それは、もちろん必要度と利用できる介護点数の不一致のこともしばしばあります。サービスをセッティングするソーシャルワーカーおよびケアマネージャーの医療・リハビリ・看護・介護・在宅生活に対する知識不足や経験不足によるところが多分にあります。しかし、医療・看護・介護事業所サイドが、自身の担当する分野ですら知識不足・経験不足であることもしばしばあります。そういったことを補うために退院前カンファレンスなどがありますが、実はその時点ですでに利用するサービスの方向性が決まっていて、カンファレンスで覆せないようになっていることもあります。

最も視野と見識が広いのは在宅クリニックなので、できれば、まず早い段階でクリニックを決めて、情報提供し、必要なサービスについて相談してほしいですね。そうすれば、患者さんの状況や生活スタイルに応じて、こういうサービスが必要かもというアドバイスを早めにできます。事業所に依頼しておいて、やっぱり、こっちのサービスの方が大事だからお断りしなきゃ、ということが少なくなると思います。

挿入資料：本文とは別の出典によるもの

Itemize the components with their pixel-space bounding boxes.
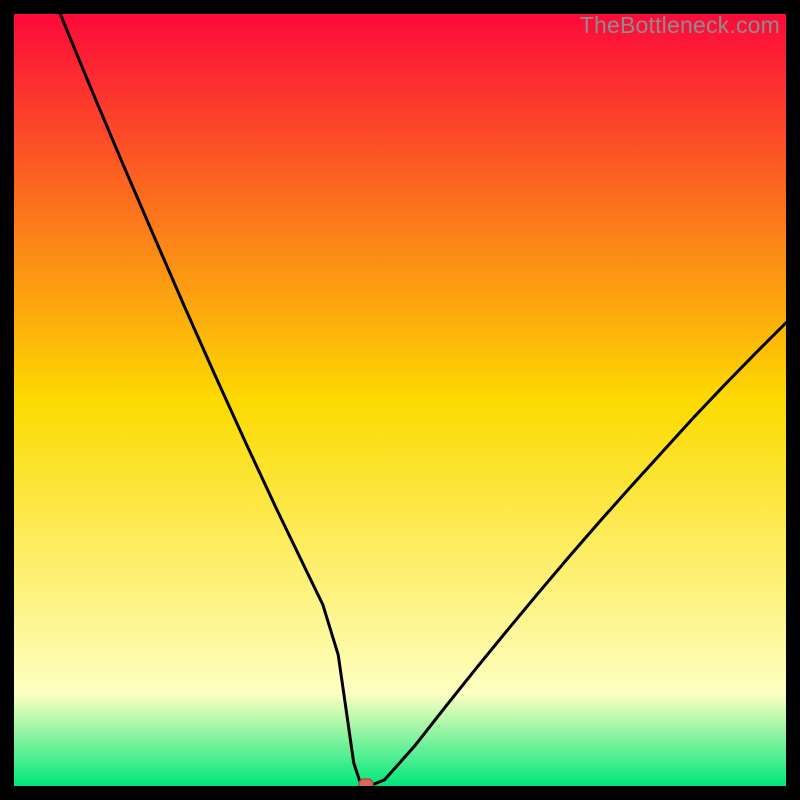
chart-plot [14,14,786,786]
chart-frame: TheBottleneck.com [14,14,786,786]
optimum-marker [359,779,373,786]
gradient-background [14,14,786,786]
watermark-text: TheBottleneck.com [580,12,780,39]
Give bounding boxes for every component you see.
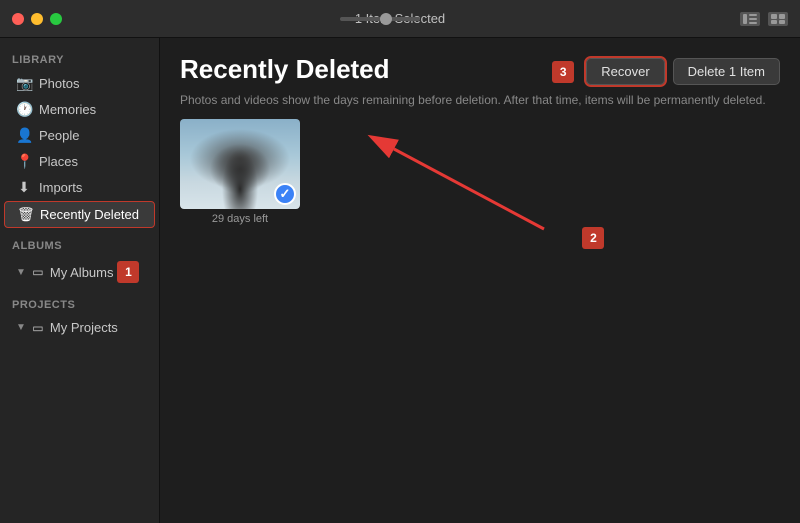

そして、サービスも何を入れるかも大事ですが、どこに頼むかがこれからは大事です。

訪問看護・・・、事業所によりできる看護とできない看護があるって、ご存じでした?

ヘルパーさん、事業所によりマンパワーが異なり、週には入れる回数の許容数が異なるって知ってました?

薬局、薬の配達をしてくれるところとしてくれないところ、休日や臨時当日配送をしてくれるところとしてくれないところ、月に2回までしか配達してくれないところと必要に応じて、配達してくれるところなどあるってご存じでした?

リハビリ・・・、事業所によりできるリハビリの内容が違ったり、結果としてどのくらい改善していくかが違うって知ってました?

在宅クリニック、クリニックによって、できる治療や検査、診られる疾患の範囲、通院の必要性があったりなかったり、往診の対応などが異なるって知っていました?

その地域、その人、その病状、その生活、その目標などによって、何のサービスを入れるかを決めた後に、どこのサービスを入れるか、がとても重要です。それにより、在宅生活が楽しく、楽に、楽々になることもあれば、そうでないこともあります。

これからの時代、どこの事業所・クリニックが、何をしてくれるかのさらに先に、どのくらいどういったことまで、どういう感じで対応してくれるのかまでの情報をもって、在宅医療介護サービスを受けていくことが賢明です。